Additionally, when designers decide that all work requires their same degree of attention, they turn themselves into bottlenecks that slow down the work. The last thing you need is to be the one who slows everything down; it impacts not just your reputation, but how your coworkers perceive your design in general. I have spent many years of my career overcoming the poor reputation left behind by designers who proceeded me.
Here are some truths that every designer needs to understand:
- People hire you for outcomes, not outputs. Your value is in results, not rituals.And when you have limited time and resources, as all humans do, you must make some hard decisions about the most practical path to creating the biggest impact.
- No single process works in every context. You must adapt your process to your constraints, stakeholders, and environment.
- Your most powerful lever is where you spend your time.
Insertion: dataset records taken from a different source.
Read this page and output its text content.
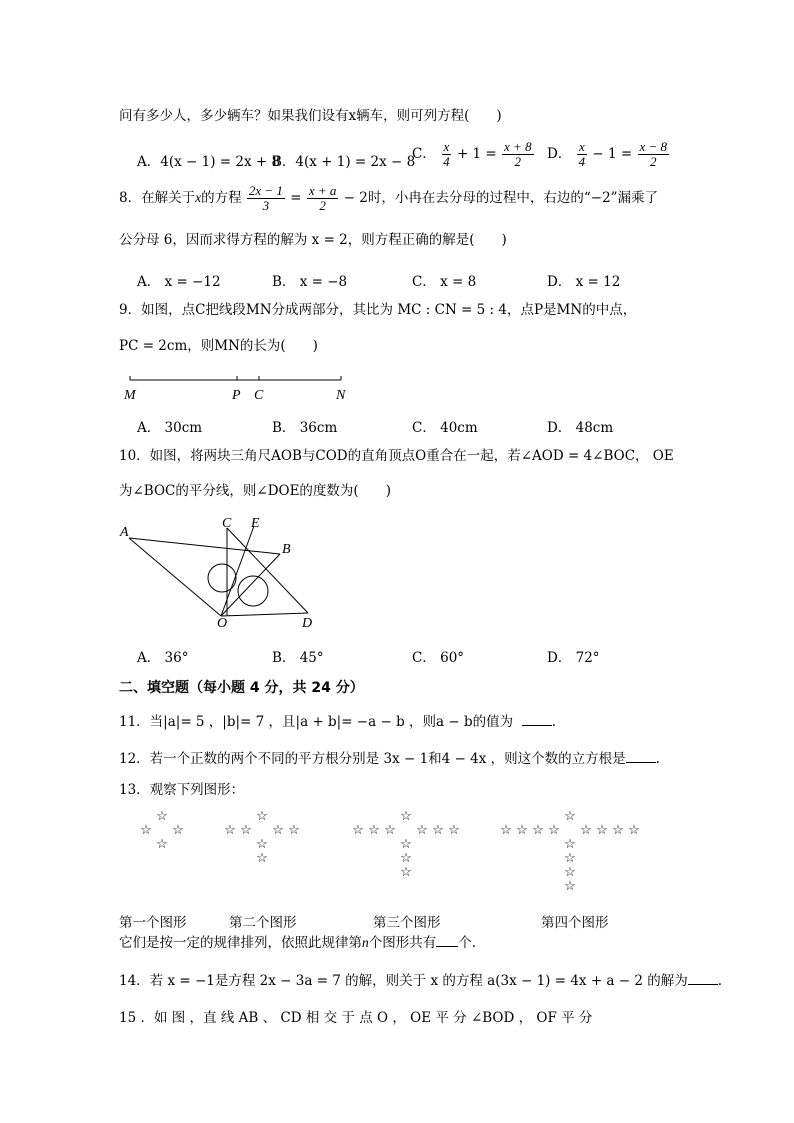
问有多少人，多少辆车？如果我们设有x辆车，则可列方程(　　)
A．4(x − 1) = 2x + 8
B．4(x + 1) = 2x − 8
C． $\frac{x}{4} + 1 = \frac{x + 8}{2}$ D． $\frac{x}{4} - 1 = \frac{x - 8}{2}$
8．在解关于x的方程 $\frac{2x - 1}{3} = \frac{x + a}{2} - 2$时，小冉在去分母的过程中，右边的“−2”漏乘了
公分母 6，因而求得方程的解为 x = 2，则方程正确的解是(　　)
A． x = −12	B． x = −8	C． x = 8	D． x = 12
9．如图，点C把线段MN分成两部分，其比为 MC : CN = 5 : 4，点P是MN的中点，
PC = 2cm，则MN的长为(　　)
M	P C	N
A． 30cm	B． 36cm	C． 40cm	D． 48cm
10．如图，将两块三角尺AOB与COD的直角顶点O重合在一起，若∠AOD = 4∠BOC， OE
为∠BOC的平分线，则∠DOE的度数为(　　)
A
C E
B
O	D
A． 36°	B． 45°	C． 60°	D． 72°
二、填空题（每小题 4 分，共 24 分）
11．当|a|= 5 ，|b|= 7 ，且|a + b|= −a − b ，则a − b的值为	.
12．若一个正数的两个不同的平方根分别是 3x − 1和4 − 4x ，则这个数的立方根是 .
13．观察下列图形：
☆
☆ ☆
☆
☆
☆ ☆
☆
☆	☆
☆
☆
☆ ☆
☆
☆	☆
☆
☆	☆
☆
☆
☆ ☆
☆
☆	☆
☆
☆	☆
☆
☆	☆
☆
第一个图形	第二个图形	第三个图形	第四个图形
它们是按一定的规律排列，依照此规律第n个图形共有 个.
14．若 x = −1是方程 2x − 3a = 7 的解，则关于 x 的方程 a(3x − 1) = 4x + a − 2 的解为 .
15 ．如 图 ，直 线 AB 、 CD 相 交 于 点 O ， OE 平 分 ∠BOD ， OF 平 分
Impact comes from ruthless prioritization, not pouring equal effort into everything.
- Putting time into the wrong things breeds mutual resentment. When the work you sweat over doesn’t materially improve outcomes, you become the bottleneck. You're viewed as a bottleneck and a nuisance. You, in turn, will feel unrecognized for your efforts.
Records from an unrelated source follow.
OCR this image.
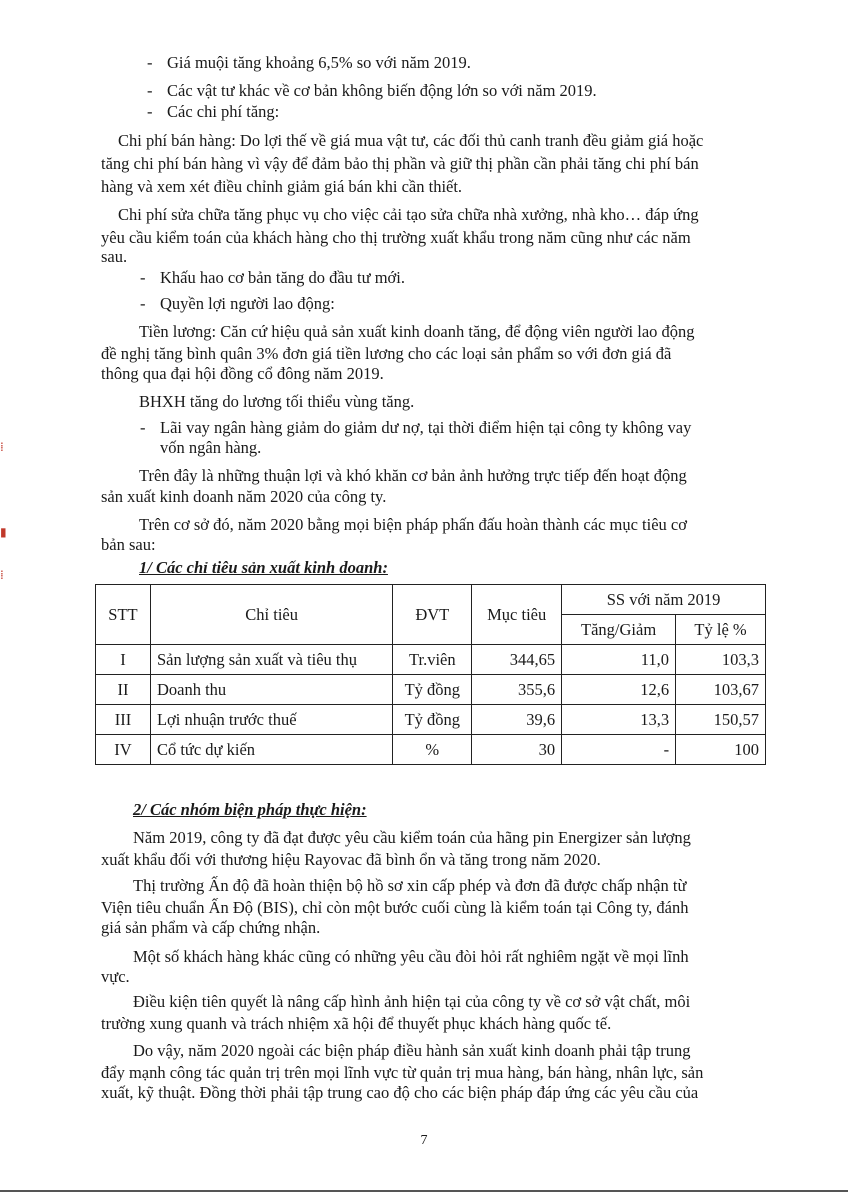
- Giá muội tăng khoảng 6,5% so với năm 2019.
- Các vật tư khác về cơ bản không biến động lớn so với năm 2019.
- Các chi phí tăng:
Chi phí bán hàng: Do lợi thế về giá mua vật tư, các đối thủ canh tranh đều giảm giá hoặc
tăng chi phí bán hàng vì vậy để đảm bảo thị phần và giữ thị phần cần phải tăng chi phí bán
hàng và xem xét điều chỉnh giảm giá bán khi cần thiết.
Chi phí sửa chữa tăng phục vụ cho việc cải tạo sửa chữa nhà xưởng, nhà kho… đáp ứng
yêu cầu kiểm toán của khách hàng cho thị trường xuất khẩu trong năm cũng như các năm
sau.
- Khấu hao cơ bản tăng do đầu tư mới.
- Quyền lợi người lao động:
Tiền lương: Căn cứ hiệu quả sản xuất kinh doanh tăng, để động viên người lao động
đề nghị tăng bình quân 3% đơn giá tiền lương cho các loại sản phẩm so với đơn giá đã
thông qua đại hội đồng cổ đông năm 2019.
BHXH tăng do lương tối thiểu vùng tăng.
- Lãi vay ngân hàng giảm do giảm dư nợ, tại thời điểm hiện tại công ty không vay
vốn ngân hàng.
Trên đây là những thuận lợi và khó khăn cơ bản ảnh hưởng trực tiếp đến hoạt động
sản xuất kinh doanh năm 2020 của công ty.
Trên cơ sở đó, năm 2020 bằng mọi biện pháp phấn đấu hoàn thành các mục tiêu cơ
bản sau:
1/ Các chỉ tiêu sản xuất kinh doanh:
STT	Chỉ tiêu	ĐVT	Mục tiêu	SS với năm 2019	
				Tăng/Giảm	Tỷ lệ %
I	Sản lượng sản xuất và tiêu thụ	Tr.viên	344,65	11,0	103,3
II	Doanh thu	Tỷ đồng	355,6	12,6	103,67
III	Lợi nhuận trước thuế	Tỷ đồng	39,6	13,3	150,57
IV	Cổ tức dự kiến	%	30	-	100
2/ Các nhóm biện pháp thực hiện:
Năm 2019, công ty đã đạt được yêu cầu kiểm toán của hãng pin Energizer sản lượng
xuất khẩu đối với thương hiệu Rayovac đã bình ổn và tăng trong năm 2020.
Thị trường Ấn độ đã hoàn thiện bộ hồ sơ xin cấp phép và đơn đã được chấp nhận từ
Viện tiêu chuẩn Ấn Độ (BIS), chỉ còn một bước cuối cùng là kiểm toán tại Công ty, đánh
giá sản phẩm và cấp chứng nhận.
Một số khách hàng khác cũng có những yêu cầu đòi hỏi rất nghiêm ngặt về mọi lĩnh
vực.
Điều kiện tiên quyết là nâng cấp hình ảnh hiện tại của công ty về cơ sở vật chất, môi
trường xung quanh và trách nhiệm xã hội để thuyết phục khách hàng quốc tế.
Do vậy, năm 2020 ngoài các biện pháp điều hành sản xuất kinh doanh phải tập trung
đẩy mạnh công tác quản trị trên mọi lĩnh vực từ quản trị mua hàng, bán hàng, nhân lực, sản
xuất, kỹ thuật. Đồng thời phải tập trung cao độ cho các biện pháp đáp ứng các yêu cầu của
7
⁞
▮
⁞
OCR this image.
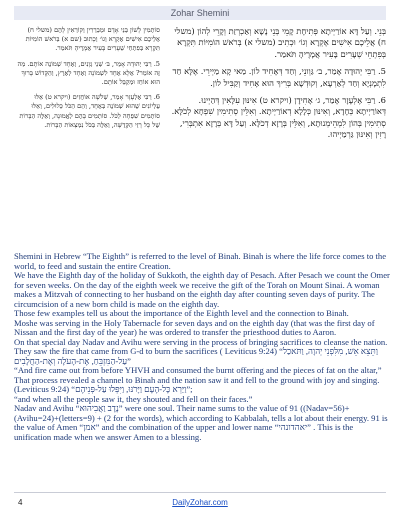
Zohar Shemini

סוֹתְמִין לָשׁוֹן בְּנֵי אָדָם וּמְבַרְרִין וְקוֹרְאִין לָהֶם (משלי ח) אֲלֵיכֶם אִישִׁים אֶקְרָא וְגוֹ׳ וְכָתוּב (שם א) בְּרֹאשׁ הוֹמִיּוֹת תִּקְרָא בְּפִתְחֵי שְׁעָרִים בָּעִיר אֲמָרֶיהָ תֹּאמֵר.

5. רַבִּי יְהוּדָה אָמַר, בּ׳ שְׁנֵי גְּוָנִים, וְאֶחָד שְׁמוֹנֶה אוֹתָם. מַה זֶּה אוֹמֵר? אֶלָּא אֶחָד לִשְׁמוֹנָה וְאֶחָד לְאֶרֶץ, וְהַקָּדוֹשׁ בָּרוּךְ הוּא אוֹחֵז וּמְקַבֵּל אוֹתָם.

6. רַבִּי אֶלְעָזָר אָמַר, שְׁלֹשָׁה אוֹחֲזִים (ויקרא ט) אֵלּוּ עֶלְיוֹנִים שֶׁהוּא שְׁמוֹנֶה בְּאֶחָד, וְהֵם הַכֹּל כְּלוּלִים, וְאֵלּוּ סוֹתְמִים שִׁפְחָה לַכֹּל. סוֹתְמִים בָּהֶם לְאֱמוּנָה, וְאֵלֶּה הַבָּרוֹת שֶׁל כָּל רָזֵי הַקְּדֻשָּׁה, וְאֵלֶּה בַּכֹּל נִמְצָאוֹת הַבָּרוֹת.

בְּנֵי. וְעַל דָּא אוֹרַיְיתָא פְּתִיחָת קָמֵי בְּנֵי נָשָׁא וְאַכְרְזַת וְקָרֵי לְהוֹן (משלי ח) אֲלֵיכֶם אִישִׁים אֶקְרָא וְגוֹ׳ וּכְתִיב (משלי א) בְּרֹאשׁ הוֹמִיּוֹת תִּקְרָא בְּפִתְחֵי שְׁעָרִים בָּעִיר אֲמָרֶיהָ תֹּאמַר.

5. רַבִּי יְהוּדָה אָמַר, ב׳ גַּוְונֵי, וְחַד דְּאָחִיד לוֹן. מַאי קָא מַיְירֵי. אֶלָּא חַד לִתְמָנְיָא וְחַד לְאַרְעָא, וְקוּדְשָׁא בְּרִיךְ הוּא אָחִיד וְקַבִּיל לוֹן.

6. רַבִּי אֶלְעָזָר אָמַר, ג׳ אָחִידָן (ויקרא ט) אִינּוּן עִלָּאִין דְּהַיְינוּ. דְּאוֹרַיְיתָא כְּחָדָא, וְאִינּוּן כְּלָלָא דְאוֹרַיְיתָא. וְאִלֵּין סְתִימִין שִׁפְחָא לְכֹלָּא. סְתִימִין בְּהוֹן לִמְהֵימְנוּתָא, וְאִלֵּין בְּרָזָא דְכֹלָּא. וְעַל דָּא בְּרָזָא אִתְבְּרִי, רָזִין וְאִינּוּן גַּרְמַיְיהוּ.

Shemini in Hebrew “The Eighth” is referred to the level of Binah. Binah is where the life force comes to the world, to feed and sustain the entire Creation.

We have the Eighth day of the holiday of Sukkoth, the eighth day of Pesach. After Pesach we count the Omer for seven weeks. On the day of the eighth week we receive the gift of the Torah on Mount Sinai. A woman makes a Mitzvah of connecting to her husband on the eighth day after counting seven days of purity. The circumcision of a new born child is made on the eighth day.

Those few examples tell us about the importance of the Eighth level and the connection to Binah.

Moshe was serving in the Holy Tabernacle for seven days and on the eighth day (that was the first day of Nissan and the first day of the year) he was ordered to transfer the priesthood duties to Aaron.

On that special day Nadav and Avihu were serving in the process of bringing sacrifices to cleanse the nation.

They saw the fire that came from G-d to burn the sacrifices ( Leviticus 9:24) “וַתֵּצֵא אֵשׁ, מִלִּפְנֵי יְהוָה, וַתֹּאכַל עַל-הַמִּזְבֵּחַ, אֶת-הָעֹלָה וְאֶת-הַחֲלָבִים”

“And fire came out from before YHVH and consumed the burnt offering and the pieces of fat on the altar,”

That process revealed a channel to Binah and the nation saw it and fell to the ground with joy and singing. (Leviticus 9:24) “וַיַּרְא כָּל-הָעָם וַיָּרֹנּוּ, וַיִּפְּלוּ עַל-פְּנֵיהֶם”;

“and when all the people saw it, they shouted and fell on their faces.”

Nadav and Avihu “נָדָב וַאֲבִיהוּא” were one soul. Their name sums to the value of 91 ((Nadav=56)+ (Avihu=24)+(letters=9) + (2 for the words), which according to Kabbalah, tells a lot about their energy. 91 is the value of Amen “אמן” and the combination of the upper and lower name “יאהדונהי” . This is the unification made when we answer Amen to a blessing.

4	DailyZohar.com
The Unknown-Risk Framework
I have a simple framework that I have used throughout my career to cut through the fog of competing priorities and help myself, and my teams, focus our attention where it actually matters. It’s simple, powerful, and brutally clarifying when you apply it honestly.
I map my work across two spectrums:
- Known ↔ Unknown: Do we understand what’s required?
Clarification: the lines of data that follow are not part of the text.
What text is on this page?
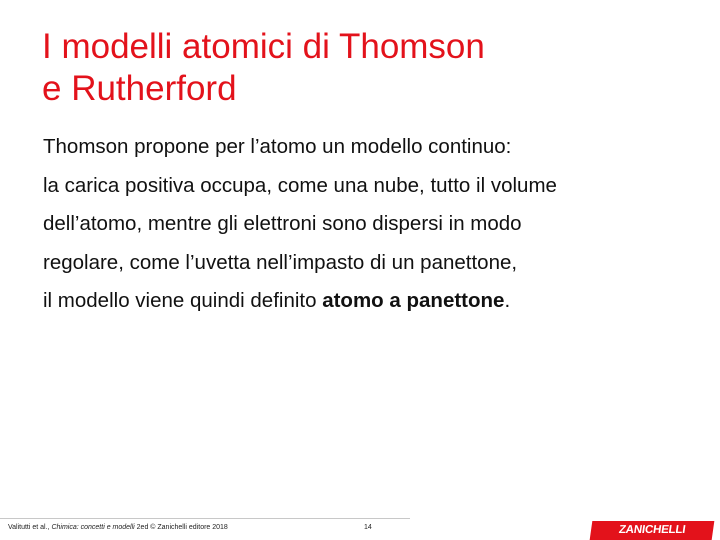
I modelli atomici di Thomson
e Rutherford
Thomson propone per l’atomo un modello continuo:
la carica positiva occupa, come una nube, tutto il volume
dell’atomo, mentre gli elettroni sono dispersi in modo
regolare, come l’uvetta nell’impasto di un panettone,
il modello viene quindi definito atomo a panettone.
Valitutti et al., Chimica: concetti e modelli 2ed © Zanichelli editore 2018	14	ZANICHELLI
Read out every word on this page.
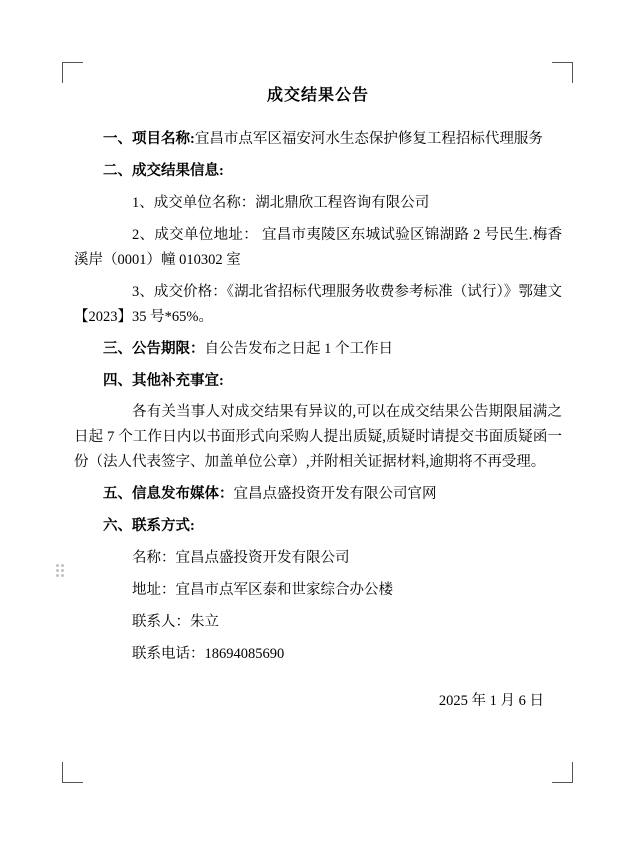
成交结果公告

一、项目名称:宜昌市点军区福安河水生态保护修复工程招标代理服务

二、成交结果信息:

1、成交单位名称：湖北鼎欣工程咨询有限公司

2、成交单位地址： 宜昌市夷陵区东城试验区锦湖路 2 号民生.梅香溪岸（0001）幢 010302 室

3、成交价格：《湖北省招标代理服务收费参考标准（试行）》鄂建文【2023】35 号*65%。

三、公告期限：自公告发布之日起 1 个工作日

四、其他补充事宜:

各有关当事人对成交结果有异议的,可以在成交结果公告期限届满之日起 7 个工作日内以书面形式向采购人提出质疑,质疑时请提交书面质疑函一份（法人代表签字、加盖单位公章）,并附相关证据材料,逾期将不再受理。

五、信息发布媒体：宜昌点盛投资开发有限公司官网

六、联系方式:

名称：宜昌点盛投资开发有限公司

地址：宜昌市点军区泰和世家综合办公楼

联系人：朱立

联系电话：18694085690

2025 年 1 月 6 日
- Not Risky ↔ Risky: What happens if we get it wrong?
How to Use the Unknown-Risk Framework to Prioritize Your Work

- Draw a 2x2 grid. Table the vertical axis Unknown (top) and Known (bottom). Label the horizontal axis Not Risky (left) and Risky (right).
- Plot your current and upcoming initiatives on this grid. Take some thought and identify where each of your initiatives belong. It's important that you be honest and accurate with your assessment.
- Known work is clear, scoped, and predictable. You understand what needs to be designed or built, even if it’s new to your product.
- Unknown work lacks clarity. Requirements are unclear or undefined, user needs or behaviors are unclear, you're making use of a new or unfamiliar technology, or you’ve never worked on a problem like it before.
- Not risky work has low fallout if mis-implemented.
- Risky work carries serious consequences for mistakes. This could include legal exposure, lost revenue, compliance implications, and negative customer perception.

Top Priority: Unknown / Risky Work
Strategy, innovation bets, market shifts, foundational redesigns

This is where your expertise is needed the most. Unknown/Risky work combines high ambiguity with high consequences. No one is aligned on what needs to exist, how it should work, or what the right answer even looks like, but everyone knows that getting it wrong will hurt.
This quadrant determines the trajectory and strategy of the work. For some organizations, success or failure in this quadrant will determine whether your company will still exist in two years.
This is the deepest leverage a designer can provide. Spend your best time here.